Unified Communications firm Avaya has announced a deal to acquire video conferencing firm Radvision for around $230m.
Avaya said the acquisition of the Israel-based firm will help it push its technology to mobile users, reflecting the recent proliferation of iPhones, iPads and Google Android devices in the enterprise.
Avaya says the integrated technology will enable it to offer customers plug and play UC and a full suite of high definition video conferencing capabilities. Radvision's video conferencing and telepresence technologies work over IP and wireless networks.
"The opportunity for personal workspace is now. Customers demand a rich, collaborative user experience that is interoperable and easy to use," said Kevin Kennedy, president and CEO, Avaya.

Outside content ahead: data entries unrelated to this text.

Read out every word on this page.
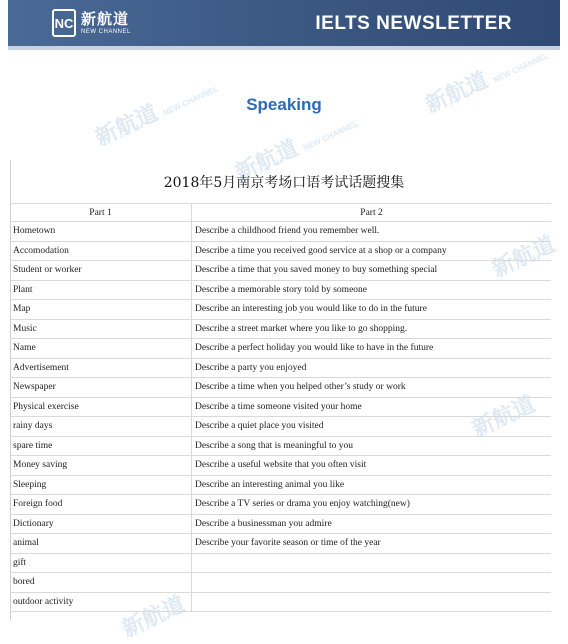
NC 新航道
NEW CHANNEL	IELTS NEWSLETTER
新航道 NEW CHANNEL
新航道 NEW CHANNEL
新航道 NEW CHANNEL
新航道
新航道
新航道
Speaking
2018年5月南京考场口语考试话题搜集
Part 1	Part 2
Hometown	Describe a childhood friend you remember well.
Accomodation	Describe a time you received good service at a shop or a company
Student or worker	Describe a time that you saved money to buy something special
Plant	Describe a memorable story told by someone
Map	Describe an interesting job you would like to do in the future
Music	Describe a street market where you like to go shopping.
Name	Describe a perfect holiday you would like to have in the future
Advertisement	Describe a party you enjoyed
Newspaper	Describe a time when you helped other’s study or work
Physical exercise	Describe a time someone visited your home
rainy days	Describe a quiet place you visited
spare time	Describe a song that is meaningful to you
Money saving	Describe a useful website that you often visit
Sleeping	Describe an interesting animal you like
Foreign food	Describe a TV series or drama you enjoy watching(new)
Dictionary	Describe a businessman you admire
animal	Describe your favorite season or time of the year
gift	
bored	
outdoor activity	
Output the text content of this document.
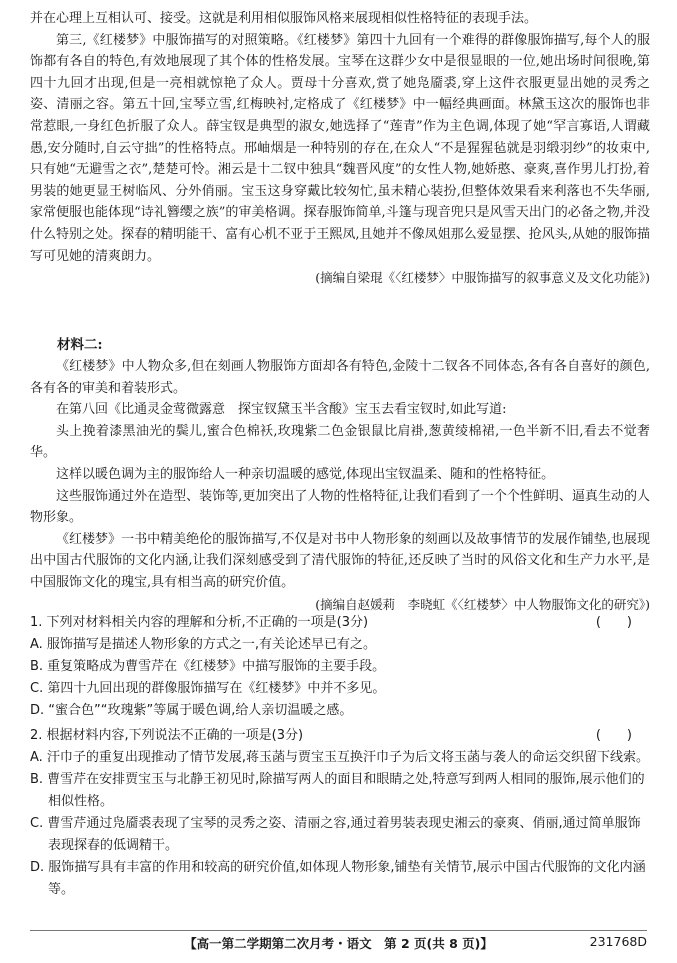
并在心理上互相认可、接受。这就是利用相似服饰风格来展现相似性格特征的表现手法。

第三,《红楼梦》中服饰描写的对照策略。《红楼梦》第四十九回有一个难得的群像服饰描写,每个人的服饰都有各自的特色,有效地展现了其个体的性格发展。宝琴在这群少女中是很显眼的一位,她出场时间很晚,第四十九回才出现,但是一亮相就惊艳了众人。贾母十分喜欢,赏了她凫靥裘,穿上这件衣服更显出她的灵秀之姿、清丽之容。第五十回,宝琴立雪,红梅映衬,定格成了《红楼梦》中一幅经典画面。林黛玉这次的服饰也非常惹眼,一身红色折服了众人。薛宝钗是典型的淑女,她选择了“莲青”作为主色调,体现了她“罕言寡语,人谓藏愚,安分随时,自云守拙”的性格特点。邢岫烟是一种特别的存在,在众人“不是猩猩毡就是羽缎羽纱”的妆束中,只有她“无避雪之衣”,楚楚可怜。湘云是十二钗中独具“魏晋风度”的女性人物,她娇憨、豪爽,喜作男儿打扮,着男装的她更显王树临风、分外俏丽。宝玉这身穿戴比较匆忙,虽未精心装扮,但整体效果看来利落也不失华丽,家常便服也能体现“诗礼簪缨之族”的审美格调。探春服饰简单,斗篷与现音兜只是风雪天出门的必备之物,并没什么特别之处。探春的精明能干、富有心机不亚于王熙凤,且她并不像凤姐那么爱显摆、抢风头,从她的服饰描写可见她的清爽朗力。

(摘编自梁琨《〈红楼梦〉中服饰描写的叙事意义及文化功能》)

材料二:

《红楼梦》中人物众多,但在刻画人物服饰方面却各有特色,金陵十二钗各不同体态,各有各自喜好的颜色,各有各的审美和着装形式。

在第八回《比通灵金莺微露意　探宝钗黛玉半含酸》宝玉去看宝钗时,如此写道:

头上挽着漆黑油光的鬓儿,蜜合色棉袄,玫瑰紫二色金银鼠比肩褂,葱黄绫棉裙,一色半新不旧,看去不觉奢华。

这样以暖色调为主的服饰给人一种亲切温暖的感觉,体现出宝钗温柔、随和的性格特征。

这些服饰通过外在造型、装饰等,更加突出了人物的性格特征,让我们看到了一个个性鲜明、逼真生动的人物形象。

《红楼梦》一书中精美绝伦的服饰描写,不仅是对书中人物形象的刻画以及故事情节的发展作铺垫,也展现出中国古代服饰的文化内涵,让我们深刻感受到了清代服饰的特征,还反映了当时的风俗文化和生产力水平,是中国服饰文化的瑰宝,具有相当高的研究价值。

(摘编自赵媛莉　李晓虹《〈红楼梦〉中人物服饰文化的研究》)

1. 下列对材料相关内容的理解和分析,不正确的一项是(3分)	(　　)
A. 服饰描写是描述人物形象的方式之一,有关论述早已有之。
B. 重复策略成为曹雪芹在《红楼梦》中描写服饰的主要手段。
C. 第四十九回出现的群像服饰描写在《红楼梦》中并不多见。
D. “蜜合色”“玫瑰紫”等属于暖色调,给人亲切温暖之感。
2. 根据材料内容,下列说法不正确的一项是(3分)	(　　)
A. 汗巾子的重复出现推动了情节发展,蒋玉菡与贾宝玉互换汗巾子为后文将玉菡与袭人的命运交织留下线索。
B. 曹雪芹在安排贾宝玉与北静王初见时,除描写两人的面目和眼睛之处,特意写到两人相同的服饰,展示他们的相似性格。
C. 曹雪芹通过凫靥裘表现了宝琴的灵秀之姿、清丽之容,通过着男装表现史湘云的豪爽、俏丽,通过简单服饰表现探春的低调精干。
D. 服饰描写具有丰富的作用和较高的研究价值,如体现人物形象,铺垫有关情节,展示中国古代服饰的文化内涵等。
【高一第二学期第二次月考・语文　第 2 页(共 8 页)】	231768D
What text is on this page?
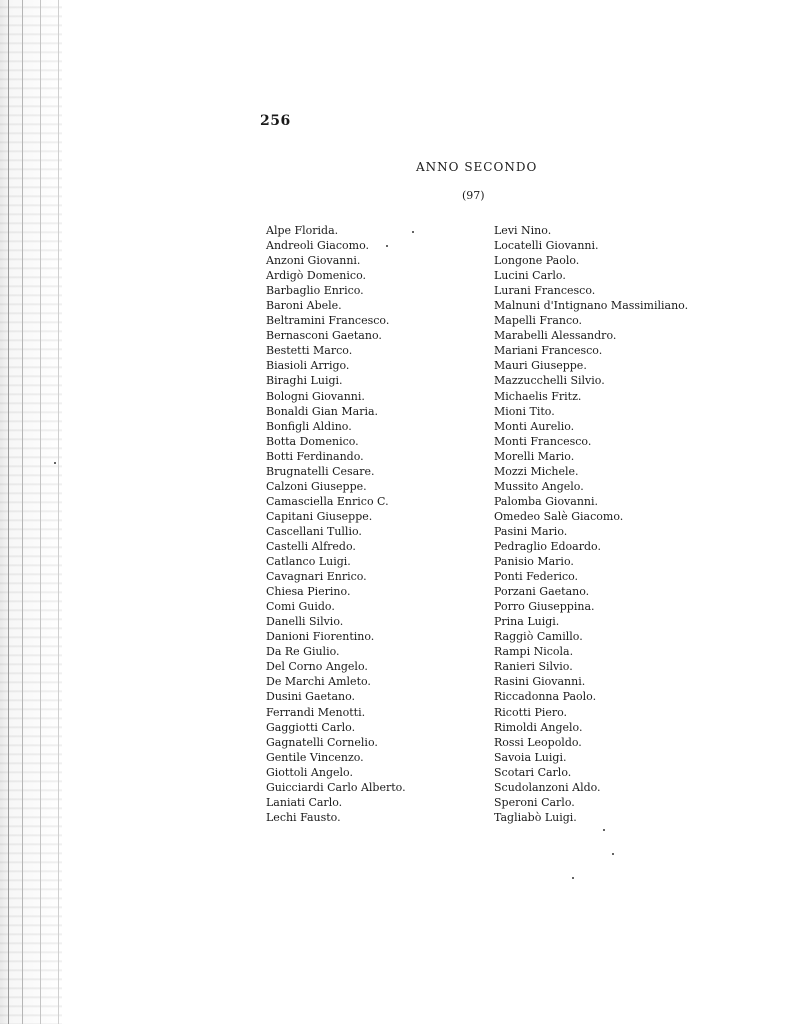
256
ANNO SECONDO
(97)
Alpe Florida.
Andreoli Giacomo.
Anzoni Giovanni.
Ardigò Domenico.
Barbaglio Enrico.
Baroni Abele.
Beltramini Francesco.
Bernasconi Gaetano.
Bestetti Marco.
Biasioli Arrigo.
Biraghi Luigi.
Bologni Giovanni.
Bonaldi Gian Maria.
Bonfigli Aldino.
Botta Domenico.
Botti Ferdinando.
Brugnatelli Cesare.
Calzoni Giuseppe.
Camasciella Enrico C.
Capitani Giuseppe.
Cascellani Tullio.
Castelli Alfredo.
Catlanco Luigi.
Cavagnari Enrico.
Chiesa Pierino.
Comi Guido.
Danelli Silvio.
Danioni Fiorentino.
Da Re Giulio.
Del Corno Angelo.
De Marchi Amleto.
Dusini Gaetano.
Ferrandi Menotti.
Gaggiotti Carlo.
Gagnatelli Cornelio.
Gentile Vincenzo.
Giottoli Angelo.
Guicciardi Carlo Alberto.
Laniati Carlo.
Lechi Fausto.
Levi Nino.
Locatelli Giovanni.
Longone Paolo.
Lucini Carlo.
Lurani Francesco.
Malnuni d'Intignano Massimiliano.
Mapelli Franco.
Marabelli Alessandro.
Mariani Francesco.
Mauri Giuseppe.
Mazzucchelli Silvio.
Michaelis Fritz.
Mioni Tito.
Monti Aurelio.
Monti Francesco.
Morelli Mario.
Mozzi Michele.
Mussito Angelo.
Palomba Giovanni.
Omedeo Salè Giacomo.
Pasini Mario.
Pedraglio Edoardo.
Panisio Mario.
Ponti Federico.
Porzani Gaetano.
Porro Giuseppina.
Prina Luigi.
Raggiò Camillo.
Rampi Nicola.
Ranieri Silvio.
Rasini Giovanni.
Riccadonna Paolo.
Ricotti Piero.
Rimoldi Angelo.
Rossi Leopoldo.
Savoia Luigi.
Scotari Carlo.
Scudolanzoni Aldo.
Speroni Carlo.
Tagliabò Luigi.
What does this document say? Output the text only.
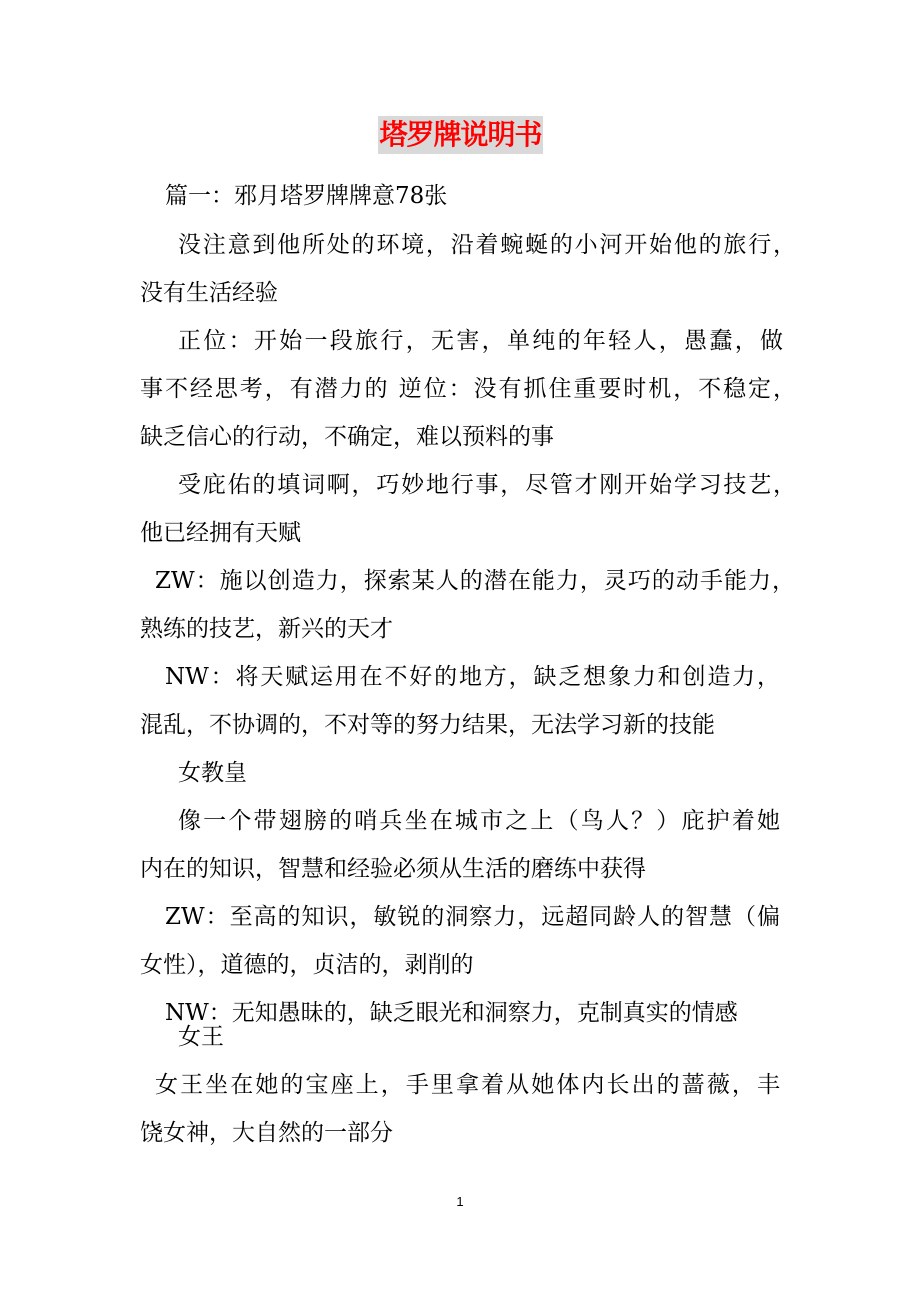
塔罗牌说明书
篇一：邪月塔罗牌牌意78张
没注意到他所处的环境，沿着蜿蜒的小河开始他的旅行，
没有生活经验
正位：开始一段旅行，无害，单纯的年轻人，愚蠢，做
事不经思考，有潜力的 逆位：没有抓住重要时机，不稳定，
缺乏信心的行动，不确定，难以预料的事
受庇佑的填词啊，巧妙地行事，尽管才刚开始学习技艺，
他已经拥有天赋
ZW：施以创造力，探索某人的潜在能力，灵巧的动手能力，
熟练的技艺，新兴的天才
NW：将天赋运用在不好的地方，缺乏想象力和创造力，
混乱，不协调的，不对等的努力结果，无法学习新的技能
女教皇
像一个带翅膀的哨兵坐在城市之上（鸟人？）庇护着她
内在的知识，智慧和经验必须从生活的磨练中获得
ZW：至高的知识，敏锐的洞察力，远超同龄人的智慧（偏
女性），道德的，贞洁的，剥削的
NW：无知愚昧的，缺乏眼光和洞察力，克制真实的情感
女王
女王坐在她的宝座上，手里拿着从她体内长出的蔷薇，丰
饶女神，大自然的一部分
1
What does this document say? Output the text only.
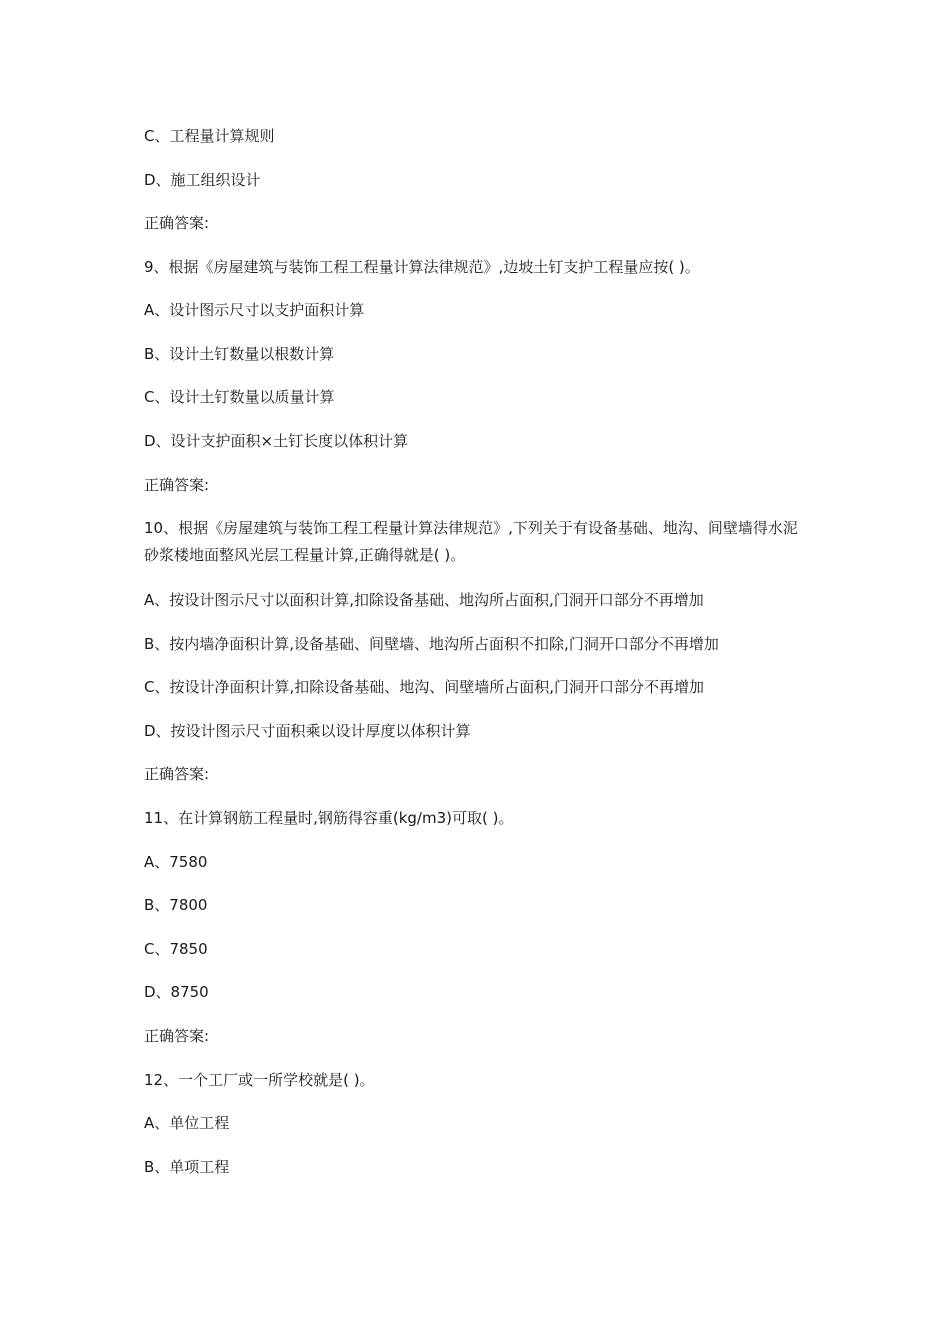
C、工程量计算规则
D、施工组织设计
正确答案:
9、根据《房屋建筑与装饰工程工程量计算法律规范》,边坡土钉支护工程量应按( )。
A、设计图示尺寸以支护面积计算
B、设计土钉数量以根数计算
C、设计土钉数量以质量计算
D、设计支护面积×土钉长度以体积计算
正确答案:
10、根据《房屋建筑与装饰工程工程量计算法律规范》,下列关于有设备基础、地沟、间壁墙得水泥砂浆楼地面整风光层工程量计算,正确得就是( )。
A、按设计图示尺寸以面积计算,扣除设备基础、地沟所占面积,门洞开口部分不再增加
B、按内墙净面积计算,设备基础、间壁墙、地沟所占面积不扣除,门洞开口部分不再增加
C、按设计净面积计算,扣除设备基础、地沟、间壁墙所占面积,门洞开口部分不再增加
D、按设计图示尺寸面积乘以设计厚度以体积计算
正确答案:
11、在计算钢筋工程量时,钢筋得容重(kg/m3)可取( )。
A、7580
B、7800
C、7850
D、8750
正确答案:
12、一个工厂或一所学校就是( )。
A、单位工程
B、单项工程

"In addition, we believe this transaction will leverage a highly-skilled, incredibly talented and experienced workforce ready to deliver video to enterprise customers. With this acquisition we will seek to extend videoconferencing to any device, anytime, anywhere, making it as easy as a phone call," he added.
Radvision had been struggling for a number of years now, since its biggest customer, Cisco Systems, acquired rival video conferencing tech firm Tandberg. Previously Cisco had been providing about one-third of Radvision's revenue, according to reports.
Radvision's latest financial figures showed a dip in quarterly revenue, from $26.6m a year ago to $21.8m this time.